One of the interesting things (among many interesting things) about being a priest is my interactions with people whom I don't know. When I am out and about during the week, wearing my collar, people may stop me in crosswalks even in the middle of busy streets to tell me their name and ask me to pray for them. Occasionally someone calls me "Sister" or asks me if I am a nun. Women particularly will smile or even speak (some saying that they are glad to see that The Church has finally started ordaining women). Sometimes people nod at me or give me a little bow; occasionally I get an odd stare or even a hostile look but these are extremely rare. Mostly I am ignored, of course, as all of us are in a busy big city.
Outside of the crosswalk encounters, I also am privy to all kinds of small confessions and life stories. People tell me about their growing up in the church or about their faith or about their troubles. A recent death in the family or other family trouble - illness, addiction, rifts - someone in the hospital - a sick baby or mother or sister. They just naturally see me as someone in whom they can confide - store clerks, medical technicians, neighbors, cashiers - and maybe they have something on their minds and I come along with a listening ear. Sometimes they want to share good news - how God has blessed them in their lives. Sometimes they tell me the good news and it sounds authentic and sometimes it sounds like a worrysome question. God has indeed blessed them and maybe they are still feeling anxious and fearful.
It saddens me when the story is about how the church instilled fear or dread in them as children, about forced confession(s) or the constant pointing out of shortcomings and perceived failures, about living under a cloud of guilt and shame for nothing more than being a normal child, sometimes within a not so normal family. The threats of hell. One person told me of a person who lay dying of AIDS but would not let go because he had been browbeaten for so long about how he was going to hell to burn in eternal damnation -- who would allow himself to die in fear of that kind of fate? she asked. She told me how the chaplain had to get the family out of there and help the person into some kind of peace so that he could die.

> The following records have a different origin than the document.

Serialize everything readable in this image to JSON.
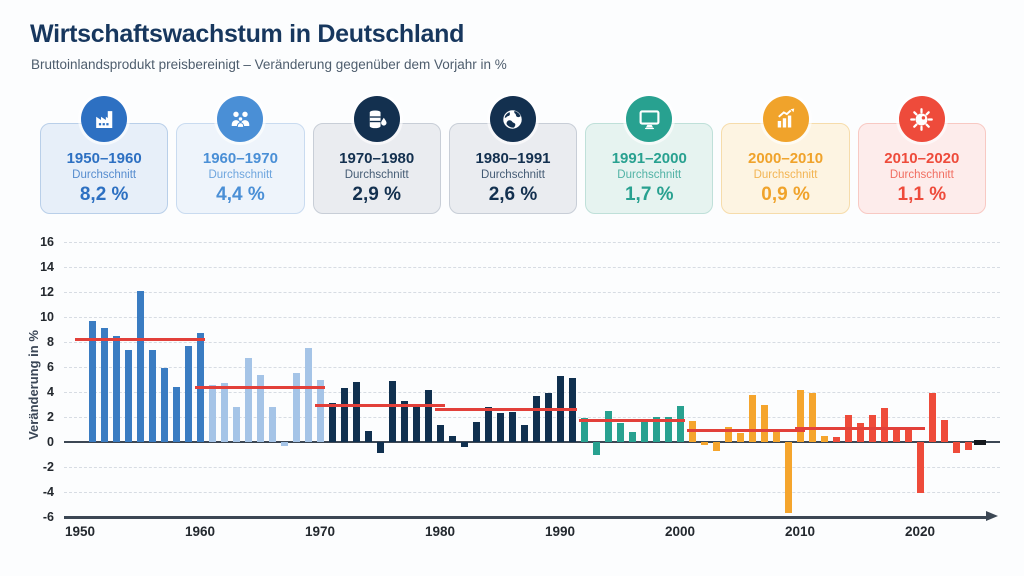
{
  "header": {
    "title": "Wirtschaftswachstum in Deutschland",
    "subtitle": "Bruttoinlandsprodukt preisbereinigt – Veränderung gegenüber dem Vorjahr in %"
  },
  "cards": [
    {
      "period": "1950–1960",
      "label": "Durchschnitt",
      "value": "8,2 %",
      "icon": "factory-icon",
      "color": "#2d70c2",
      "bg": "#e7eff9",
      "border": "#b9cfe9"
    },
    {
      "period": "1960–1970",
      "label": "Durchschnitt",
      "value": "4,4 %",
      "icon": "family-icon",
      "color": "#4a8fd6",
      "bg": "#eef4fb",
      "border": "#c9dbf0"
    },
    {
      "period": "1970–1980",
      "label": "Durchschnitt",
      "value": "2,9 %",
      "icon": "oil-barrel-icon",
      "color": "#13304f",
      "bg": "#eaecf0",
      "border": "#c8ced7"
    },
    {
      "period": "1980–1991",
      "label": "Durchschnitt",
      "value": "2,6 %",
      "icon": "globe-icon",
      "color": "#13304f",
      "bg": "#eaecf0",
      "border": "#c8ced7"
    },
    {
      "period": "1991–2000",
      "label": "Durchschnitt",
      "value": "1,7 %",
      "icon": "monitor-icon",
      "color": "#28a190",
      "bg": "#e6f3f0",
      "border": "#bfe0d9"
    },
    {
      "period": "2000–2010",
      "label": "Durchschnitt",
      "value": "0,9 %",
      "icon": "chart-up-icon",
      "color": "#f0a32b",
      "bg": "#fdf4e2",
      "border": "#f6dcab"
    },
    {
      "period": "2010–2020",
      "label": "Durchschnitt",
      "value": "1,1 %",
      "icon": "virus-icon",
      "color": "#ee4b3b",
      "bg": "#fdeceb",
      "border": "#f8c9c3"
    }
  ],
  "chart_data": {
    "type": "bar",
    "ylabel": "Veränderung in %",
    "ylim": [
      -6,
      16
    ],
    "yticks": [
      16,
      14,
      12,
      10,
      8,
      6,
      4,
      2,
      0,
      -2,
      -4,
      -6
    ],
    "xticks": [
      1950,
      1960,
      1970,
      1980,
      1990,
      2000,
      2010,
      2020
    ],
    "grid": "dashed-horizontal",
    "years": [
      1951,
      1952,
      1953,
      1954,
      1955,
      1956,
      1957,
      1958,
      1959,
      1960,
      1961,
      1962,
      1963,
      1964,
      1965,
      1966,
      1967,
      1968,
      1969,
      1970,
      1971,
      1972,
      1973,
      1974,
      1975,
      1976,
      1977,
      1978,
      1979,
      1980,
      1981,
      1982,
      1983,
      1984,
      1985,
      1986,
      1987,
      1988,
      1989,
      1990,
      1991,
      1992,
      1993,
      1994,
      1995,
      1996,
      1997,
      1998,
      1999,
      2000,
      2001,
      2002,
      2003,
      2004,
      2005,
      2006,
      2007,
      2008,
      2009,
      2010,
      2011,
      2012,
      2013,
      2014,
      2015,
      2016,
      2017,
      2018,
      2019,
      2020,
      2021,
      2022,
      2023,
      2024
    ],
    "values": [
      9.7,
      9.1,
      8.5,
      7.4,
      12.1,
      7.4,
      5.9,
      4.4,
      7.7,
      8.7,
      4.6,
      4.7,
      2.8,
      6.7,
      5.4,
      2.8,
      -0.3,
      5.5,
      7.5,
      5.0,
      3.1,
      4.3,
      4.8,
      0.9,
      -0.9,
      4.9,
      3.3,
      3.0,
      4.2,
      1.4,
      0.5,
      -0.4,
      1.6,
      2.8,
      2.3,
      2.4,
      1.4,
      3.7,
      3.9,
      5.3,
      5.1,
      1.9,
      -1.0,
      2.5,
      1.5,
      0.8,
      1.8,
      2.0,
      2.0,
      2.9,
      1.7,
      -0.2,
      -0.7,
      1.2,
      0.7,
      3.8,
      3.0,
      1.0,
      -5.7,
      4.2,
      3.9,
      0.5,
      0.4,
      2.2,
      1.5,
      2.2,
      2.7,
      1.0,
      1.0,
      -4.1,
      3.9,
      1.8,
      -0.9,
      -0.6
    ],
    "groups": [
      {
        "from": 1951,
        "to": 1960,
        "color": "#3a7cc2"
      },
      {
        "from": 1961,
        "to": 1970,
        "color": "#a5c4e7"
      },
      {
        "from": 1971,
        "to": 1991,
        "color": "#10304f"
      },
      {
        "from": 1992,
        "to": 2000,
        "color": "#28a190"
      },
      {
        "from": 2001,
        "to": 2012,
        "color": "#f5a52d"
      },
      {
        "from": 2013,
        "to": 2024,
        "color": "#ee4b3a"
      }
    ],
    "avg_lines": [
      {
        "from": 1950,
        "to": 1960,
        "value": 8.2
      },
      {
        "from": 1960,
        "to": 1970,
        "value": 4.4
      },
      {
        "from": 1970,
        "to": 1980,
        "value": 2.9
      },
      {
        "from": 1980,
        "to": 1991,
        "value": 2.6
      },
      {
        "from": 1992,
        "to": 2000,
        "value": 1.7
      },
      {
        "from": 2001,
        "to": 2010,
        "value": 0.9
      },
      {
        "from": 2010,
        "to": 2020,
        "value": 1.1
      }
    ],
    "avg_line_color": "#e2403a",
    "end_marker": {
      "year": 2025,
      "value": 0,
      "color": "#15181d"
    }
  }
}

I do say prayers for the people I come across like this, who tell me their secrets or their stories or just unburden themselves for a little while in hopes, I suppose, of a moment of peace. It amazes me that even for those to whom the church and religion have done great harm, they will trust me. I am sure the anonymity helps (even if they tell me a name, we all seem to know that's just an I.D. for me to use in my intercessions), and I guess I don't look too dangerous. It gives me hope that even those who have been so hurt are willing to risk trusting someone to help them stay connected to God in some way. Even if it's by proxy.